Calling POST _flush doesn't normally do anything at all if you haven't indexed any documents, even if you have changed the retention policy. Overriding this check is what the ?force flag is for.

You will see smaller translogs in 7.4 whether you have deletions or not.

Now in 7.5
with this settings :

   "settings" : {
      "number_of_shards" : 1,
      "number_of_replicas" : 0,
      "index" : {
         "translog" : {
            "flush_threshold_size" : "64mb",
            "retention" : {
               "size" : "64mb",
               "age" : "30s"
            }
         }
      }
   }

it take 5 minutes after the reindex was done to shrink the translog from 36Mb (max 79Mb during reindex) to 12Kb (after 5min) (without call to _flush)

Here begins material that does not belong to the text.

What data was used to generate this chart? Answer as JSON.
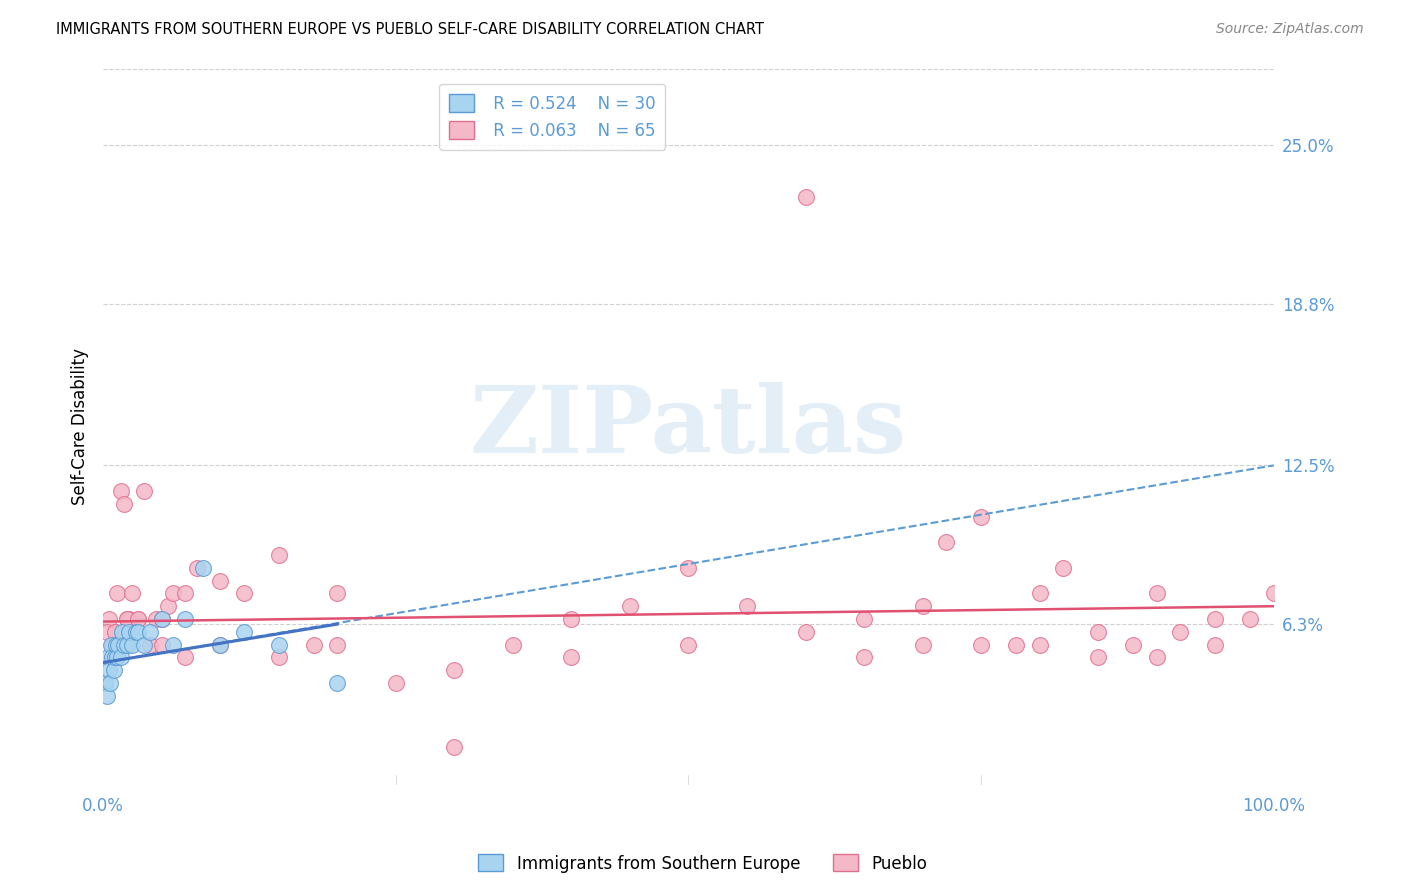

That is within my expectations - Elasticsearch performs a flush automatically on an index if it hasn't seen any indexing activity within the last 5 minutes.

Thanks, so all is fine now in 7.5 :slight_smile:

Just to be complete,
is this 5 minutes timeout configurable ? Where ?

Many thanks for your support

If you want the translog to be cleaned up promptly at the end of a reindex then I think it's a better idea to flush it manually. Also note that the translog is a per-shard thing so if you have fewer shards in each index then the reindex will need less space.

This topic was automatically closed 28 days after the last reply. New replies are no longer allowed.